Moussa Traoré admet qu'on le consulte - beaucoup et souvent -, que politiciens et anciens ennemis défilent sur sa terrasse et que des militaires envoyés par le capitaine Sanogo boivent ses paroles.

«Et quels conseils leur donnez-vous?

- J'ai dirigé le pays pendant 23 ans, j'ai acquis de l'expérience, répond-il. Ces années peuvent servir à quelque chose.

- Et les militaires, que vous demandent-ils?

- L'armée veut récupérer le Nord. Elle est très préoccupée. Ceux qui parlent de la division du pays ne connaissent pas le Mali. Pendant la Seconde Guerre mondiale, la France a été occupée. Pourtant, personne n'a parlé de la disparition de la France.»

Il reçoit toujours sur sa terrasse, sauf lorsque l'entretien est «ultrasecret». Il s'installe alors dans son salon, à l'abri des oreilles indiscrètes.

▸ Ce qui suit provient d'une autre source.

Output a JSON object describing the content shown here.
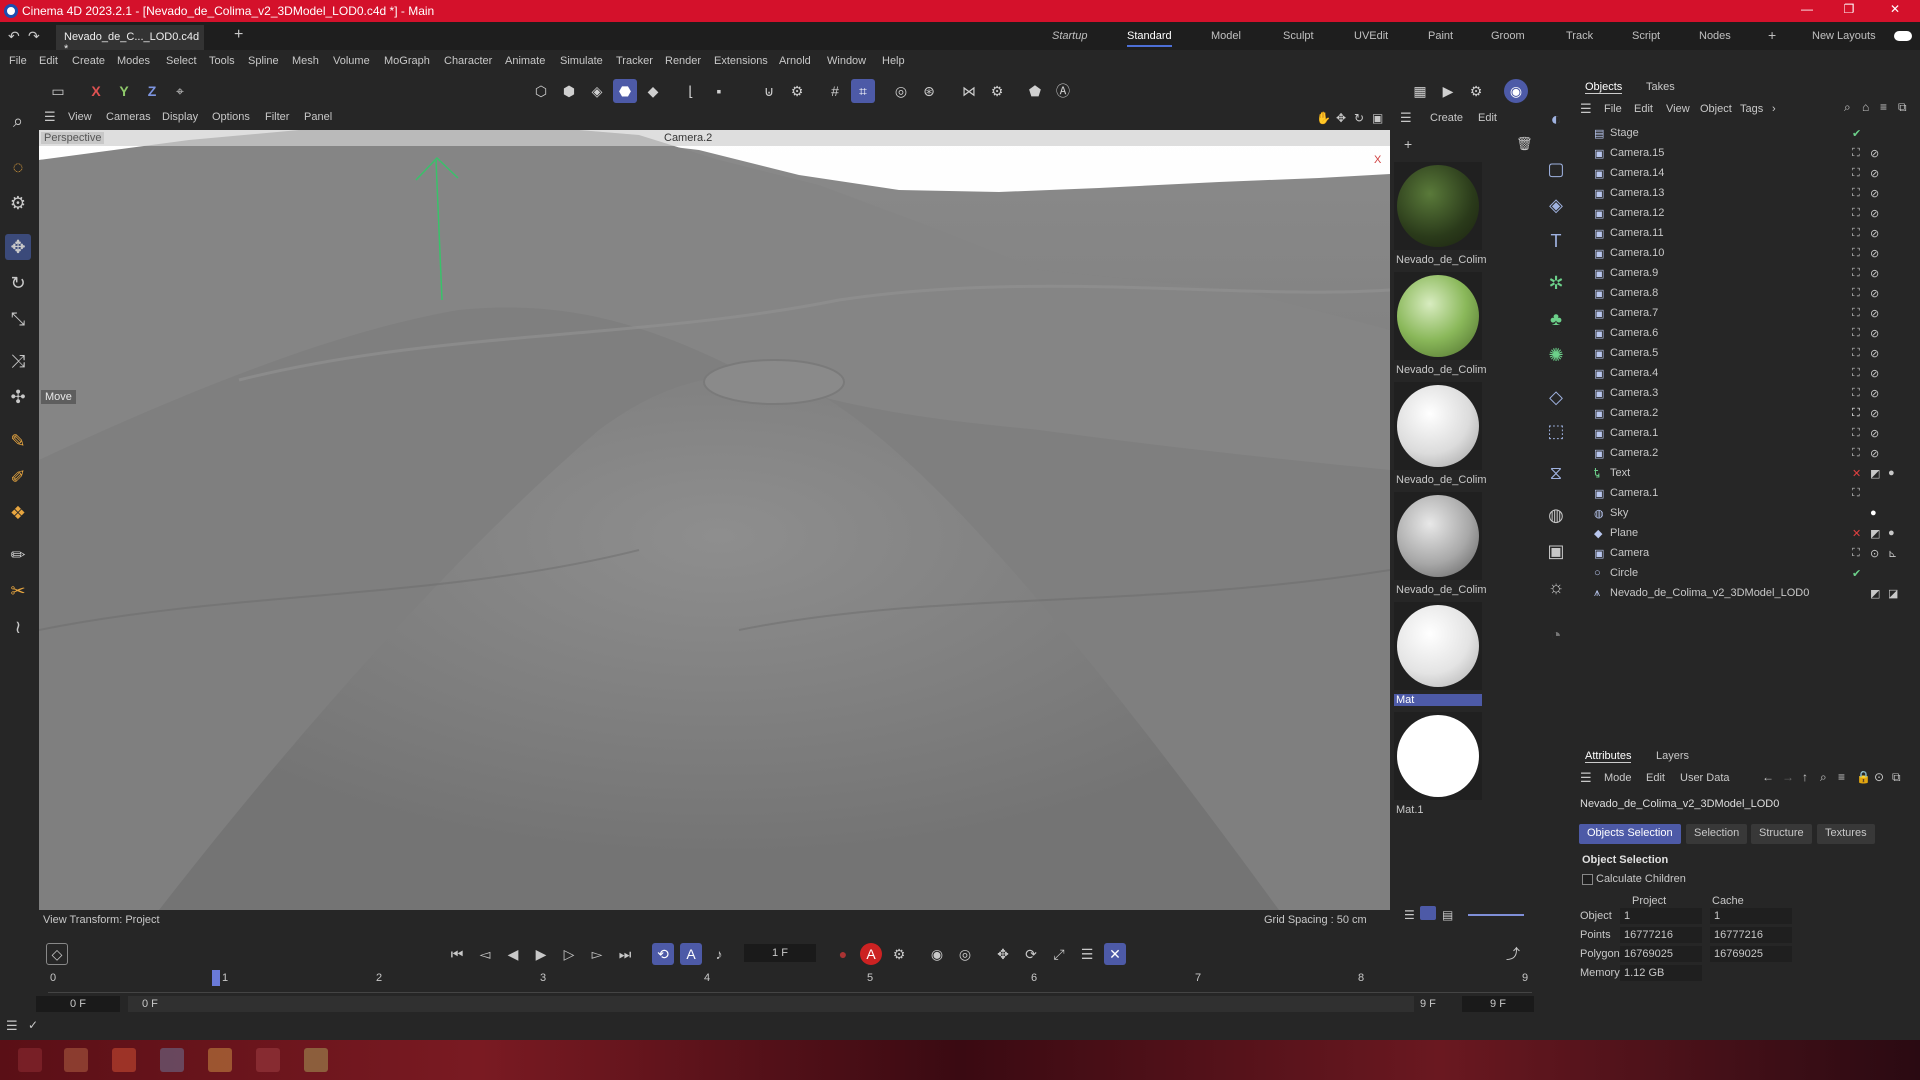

Moussa Traoré et sa famille (sa femme, ses enfants et ses petits-enfants) vivent dans une villa offerte par le gouvernement malien. Elle est ceinturée par un mur surmonté de barbelés et de tessons de bouteille. Le mur est doublé d'une clôture. Des gardes armés surveillent étroitement les allées et venues.

«Pour ma sécurité», explique Moussa Traoré.

Devant la maison blanche à deux étages, un grand terrain; derrière, une terrasse, une piscine et un jardin. L'État malien n'a pas fait les choses à moitié. Il paie non seulement la maison, les gardes, les voitures et les bonnes, mais il verse aussi une rente de 1200 euros par mois à Moussa Traoré.

Traoré a été libéré en 2002. Il se promène parfois en ville ou il va au champ avec sa femme qui possède une ferme.

Il a toujours été croyant. Ses années d'emprisonnement ont renforcé sa foi. Il lit le Coran et des essais. À côté de lui, un livre de l'intellectuel algérien Mohammed Arkoun, qui traite des dérives de l'islam dans l'ère postcoloniale.

Croyant, père de famille, grand lecteur, homme influent. Mais Moussa Traoré est d'abord et avant tout un militaire, un général, qui a commencé sa carrière politique par un coup d'État.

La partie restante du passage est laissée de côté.